Qui est concerné ?

La gastro-entérite n’épargne personne ! C’est une maladie très présente en hiver sur l’ensemble du territoire. Les médias généralistes communiquent généralement sur la maladie quand un pic épidémiologique survient.
Pour un adulte en bonne santé, la gastro-entérite aiguë est souvent un moment peu agréable mais ce n’est pas une pathologie grave. En revanche, lorsque la « gastro » touche les nourrissons, les personnes âgées ou les personnes fragilisés par des maladies chroniques lourdes, il faut être vigilant.
Les vomissements et/ou diarrhées, que la maladie provoque, peuvent, souvent plus rapidement qu’on ne le pense, entraîner une déshydratation, parfois sévère. La perte d’eau est très importante et les plus petits comme les plus âgés n’arrivent pas à boire suffisamment pour compenser la déshydratation. Une consultation médicale s’impose très rapidement. Le médecin traitant pourra prendre la décision d’une courte hospitalisation pour réhydrater le patient par une perfusion.

La gastro-entérite est très contagieuse ! On parle d’épidémie et c’est fondé ! Les modes de transmissions principaux sont :

  • la salive et les postillons ;
  • les selles et le manque d’hygiène qui y est associé (lavages de mains réguliers, nettoyage des surfaces « contaminables ».

Symptômes

En général, la gastro-entérite provoque des vomissements ou une diarrhée voire les deux à la fois, qui peuvent être accompagnés des maux de tête et d’un peu de fièvre.

Une diarrhée aiguë concerne les personnes allant plus de trois fois aux toilettes par jour.
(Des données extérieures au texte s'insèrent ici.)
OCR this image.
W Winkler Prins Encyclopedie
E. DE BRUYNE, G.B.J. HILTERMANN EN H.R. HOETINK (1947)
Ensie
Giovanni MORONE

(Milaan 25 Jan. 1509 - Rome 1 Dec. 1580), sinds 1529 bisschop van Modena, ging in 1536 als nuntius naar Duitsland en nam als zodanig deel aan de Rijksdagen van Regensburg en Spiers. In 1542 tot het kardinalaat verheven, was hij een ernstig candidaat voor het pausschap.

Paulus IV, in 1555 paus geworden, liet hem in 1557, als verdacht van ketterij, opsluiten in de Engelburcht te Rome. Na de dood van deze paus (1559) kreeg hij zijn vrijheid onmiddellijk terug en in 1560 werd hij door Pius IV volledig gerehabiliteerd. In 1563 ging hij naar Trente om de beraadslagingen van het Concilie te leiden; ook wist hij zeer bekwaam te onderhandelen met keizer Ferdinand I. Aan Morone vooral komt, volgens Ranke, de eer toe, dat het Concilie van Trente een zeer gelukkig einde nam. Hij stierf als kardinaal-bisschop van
Les selles étant très liquides et abondantes.

 

Traitements

Il n’y a pas de traitement ciblé contre les virus de la « gastro ». Votre médecin peut vous proposer d’être patient, de vous reposer le plus possible et de boire, par petite quantité, le plus souvent possible. Il est conseillé de ne manger que si l’on a vraiment faim et si on en a envie. Il faut alors privilégier des pâtes, du riz, des pommes de terres et des carottes cuites. Evitez le beurre et l’huile. Vous pouvez aussi manger des bananes. La sagesse populaire veut que boire un célèbre soda en canettes rouges serait bénéfique, sous réserve de chasser les bulles avec une cuiller. En un ou deux jours, vous pourrez être sur pieds.

Il existe cependant des médicaments, délivrés sous ordonnance ou non, selon leur dosage en particulier, qui permettent de limiter les contraintes. Il s’agit d’anti-vomitifs, d’anti-diarrhéiques, voire de certains « nettoyants » intestinaux. Ils peuvent être utiles si vous ne pouvez pas rester alité. Tous les médecins ne sont pas pour entraver l’élimination naturelle du virus…

Le meilleur traitement reste la prévention ! En contact avec un malade, il faut se laver les mains le plus souvent possible et obligatoirement avant de préparer un repas, avant de manger, en sortant des toilettes…

Désinfectez les toilettes après chaque passage avec de l’eau de javel ou un autre produit nettoyant.